今回のことにより、いわゆる難民認定申請の誤用・濫用(退去強制を免れるためにとりあえず申請をするなど、本来の目的からそれた難民申請等をすること)には、これまで以上に毅然とした対応が取られることが予想されます。具体的には、
・3回目以降の難民認定申請者の送還の迅速化(送還停止効の例外規定の厳格な適用)
・仮放免や補完的保護の適用の厳格化
・いわゆるB案件(申請した者のうち、明らかに難民として認められる事情ではないことを主張しているもの)として分類されていた者を、その中で更に分類して、その中のある類型に該当する者に関しては、門前払いに近いこれまで以上に迅速な不認定処分を出し、速やかに送還する。
などです。
【3.出国・送還について】
これが一番怖いですね。
この趣旨を一言でいうと「近年の入管法改正により導入された制度をしっかり・厳格に適用していくぞ」ということです。
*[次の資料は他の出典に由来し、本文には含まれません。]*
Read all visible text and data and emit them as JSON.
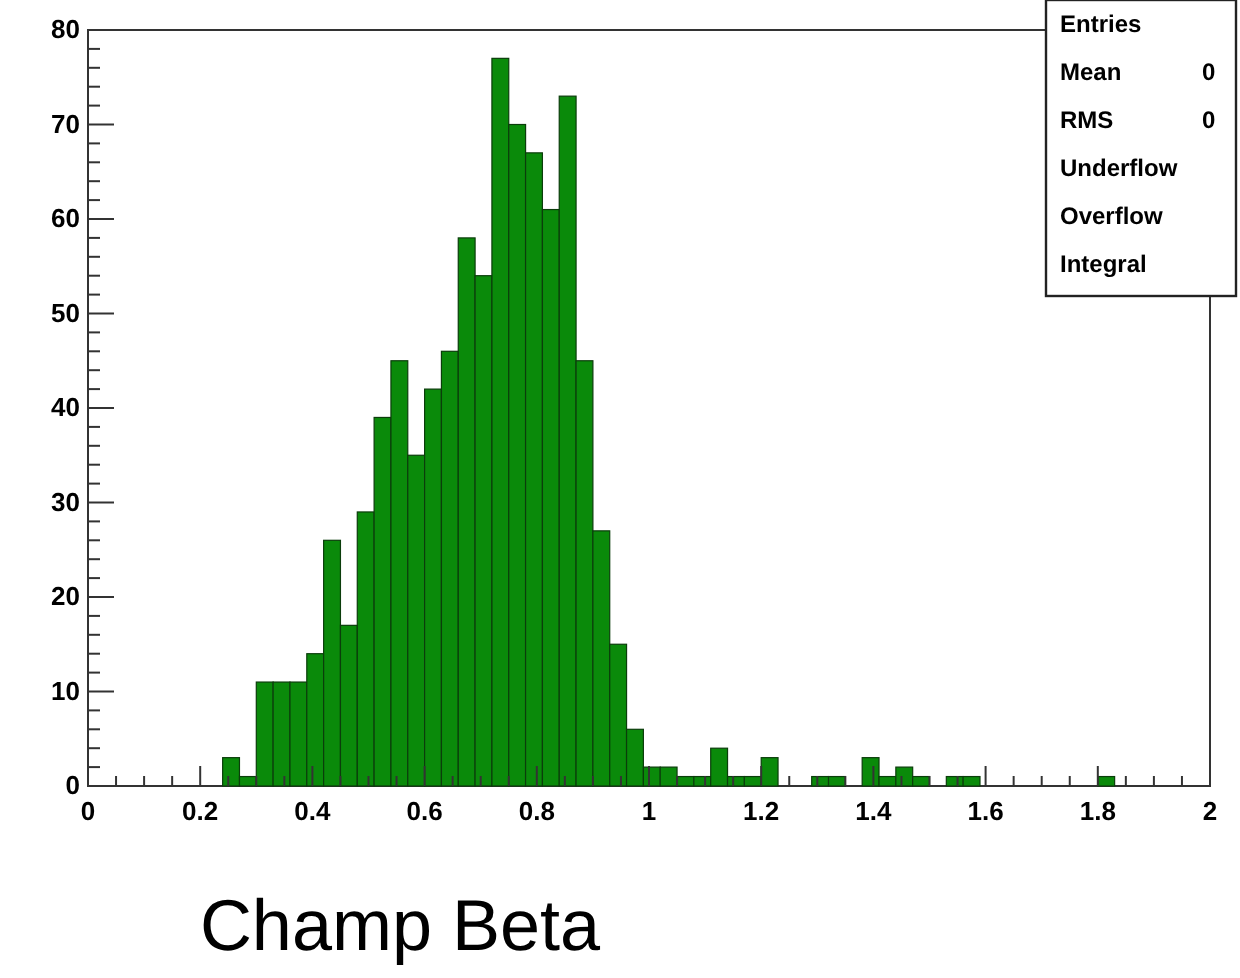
{
  "chart_data": {
    "type": "histogram",
    "xlabel": "Champ Beta",
    "bins": [
      0.24,
      0.27,
      0.3,
      0.33,
      0.36,
      0.39,
      0.42,
      0.45,
      0.48,
      0.51,
      0.54,
      0.57,
      0.6,
      0.63,
      0.66,
      0.69,
      0.72,
      0.75,
      0.78,
      0.81,
      0.84,
      0.87,
      0.9,
      0.93,
      0.96,
      0.99,
      1.02,
      1.05,
      1.08,
      1.11,
      1.14,
      1.17,
      1.2,
      1.23,
      1.26,
      1.29,
      1.32,
      1.35,
      1.38,
      1.41,
      1.44,
      1.47,
      1.5,
      1.53,
      1.56,
      1.59,
      1.62,
      1.65,
      1.68,
      1.71,
      1.74,
      1.77,
      1.8,
      1.83
    ],
    "values": [
      3,
      1,
      11,
      11,
      11,
      14,
      26,
      17,
      29,
      39,
      45,
      35,
      42,
      46,
      58,
      54,
      77,
      70,
      67,
      61,
      73,
      45,
      27,
      15,
      6,
      2,
      2,
      1,
      1,
      4,
      1,
      1,
      3,
      0,
      0,
      1,
      1,
      0,
      3,
      1,
      2,
      1,
      0,
      1,
      1,
      0,
      0,
      0,
      0,
      0,
      0,
      0,
      1
    ],
    "color": "#0a8a0a",
    "xlim": [
      0,
      2
    ],
    "ylim": [
      0,
      80
    ],
    "xticks": [
      0,
      {
        "value": 0.2,
        "label": "0.2"
      },
      {
        "value": 0.4,
        "label": "0.4"
      },
      {
        "value": 0.6,
        "label": "0.6"
      },
      {
        "value": 0.8,
        "label": "0.8"
      },
      1,
      {
        "value": 1.2,
        "label": "1.2"
      },
      {
        "value": 1.4,
        "label": "1.4"
      },
      {
        "value": 1.6,
        "label": "1.6"
      },
      {
        "value": 1.8,
        "label": "1.8"
      },
      2
    ],
    "yticks": [
      0,
      10,
      20,
      30,
      40,
      50,
      60,
      70,
      80
    ],
    "annotations": [
      "Entries",
      "Mean 0",
      "RMS 0",
      "Underflow",
      "Overflow",
      "Integral"
    ]
  }
}
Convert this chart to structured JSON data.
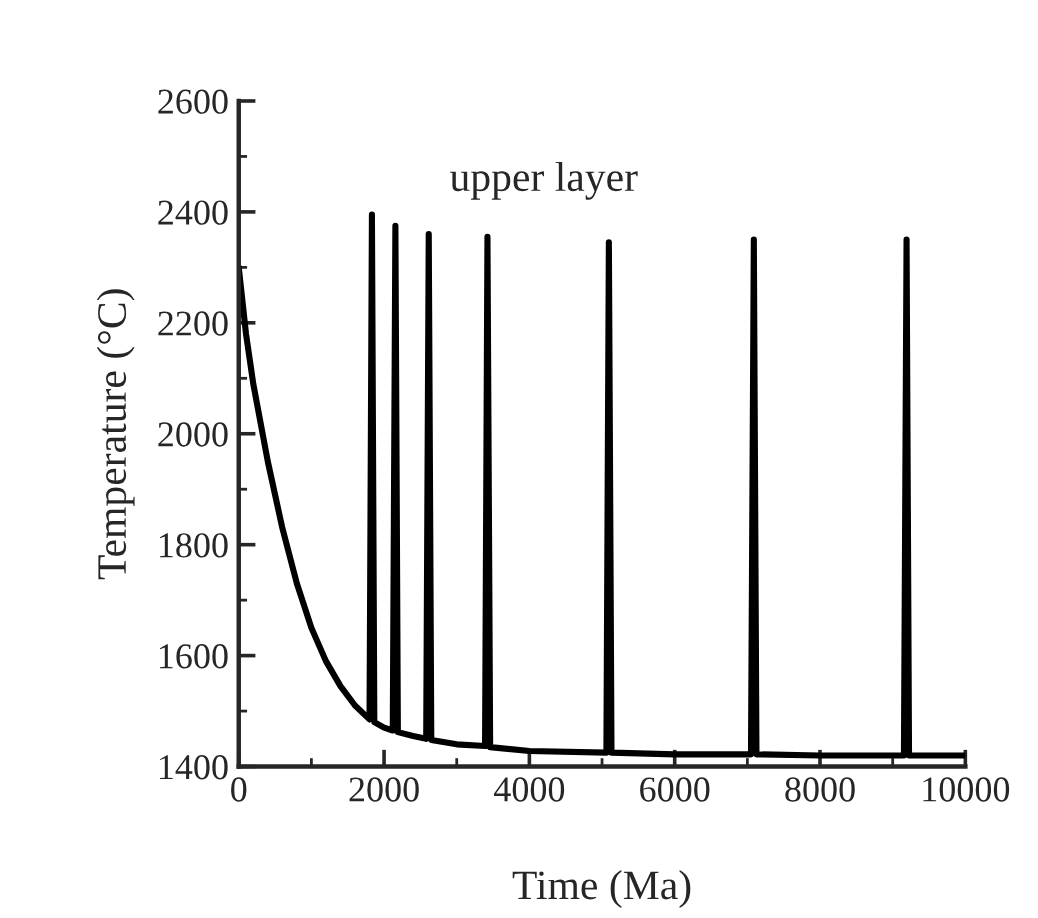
{
  "chart_data": {
    "type": "line",
    "xlabel": "Time (Ma)",
    "ylabel": "Temperature (°C)",
    "annotations": [
      "upper layer"
    ],
    "xlim": [
      0,
      10000
    ],
    "ylim": [
      1400,
      2600
    ],
    "xticks": [
      0,
      2000,
      4000,
      6000,
      8000,
      10000
    ],
    "yticks": [
      1400,
      1600,
      1800,
      2000,
      2200,
      2400,
      2600
    ],
    "grid": false,
    "marker": "none",
    "line_style": "solid",
    "series": [
      {
        "color": "#000000",
        "x": [
          0,
          100,
          200,
          400,
          600,
          800,
          1000,
          1200,
          1400,
          1600,
          1800,
          1833,
          1866,
          2000,
          2120,
          2156,
          2190,
          2400,
          2580,
          2615,
          2650,
          3000,
          3390,
          3423,
          3460,
          4000,
          5060,
          5094,
          5130,
          6000,
          7050,
          7089,
          7125,
          8000,
          9155,
          9191,
          9225,
          10000
        ],
        "values": [
          2300,
          2180,
          2090,
          1950,
          1830,
          1730,
          1650,
          1590,
          1545,
          1510,
          1485,
          2395,
          1480,
          1470,
          1465,
          2375,
          1462,
          1455,
          1450,
          2360,
          1448,
          1440,
          1437,
          2355,
          1435,
          1428,
          1425,
          2345,
          1425,
          1422,
          1422,
          2350,
          1422,
          1420,
          1420,
          2350,
          1420,
          1420
        ]
      }
    ]
  }
}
1つ目としては、上記でも触れた「送還停止効の例外規定」の厳格な適用です。例えば、大きな犯罪を犯して退去強制が確定した外国人や難民認定申請を明らかに誤用・濫用している外国人がいる場合、当該規定を適用して入管法等の法律に則って国費送還をバンバンやっていくということです。
2つ目は、出国命令制度の活用です。出国命令は、大きく分けると「自己申告又はそれに近い形の外国人に対する出国命令」と「入管からの命令による出国命令」の2種類があります。
まず、前者ですが、改正前は「入管にバレていないけど、不法滞在であることを自ら申告した者」の内一定の条件に該当する者のみが対象となっていました。しかし、改正後には「入管にバレて退去強制手続きが開始されたが、その結果の通知を受ける前に「すんません、私が悪いです。私、自分で出国します」と申し出た者」も対象となりました。
つまり、出国命令の対象者を広げたということです。ちなみに、出国命令により出国した場合は、原則として日本への上陸拒否される期間は1年です。しかし、退去強制されると最短で5年間、最大10年(犯した罪や違反の内容によっては永久に)日本への上陸ができません。
入管としては「出国命令で出国すれば、比較的早く日本への再入国ができるよ。」ということを積極的に周知して、出国命令制度を活用したいというわけです。「とにかく不法滞在者を少しでも減らしたい」という入管の心の叫びともいえるかもしれませんね。
他にもゼロプランでは注目すべきことが書かれていますが、長くなりすぎるので以上といたします。
最後までお読みいただきありがとうございました。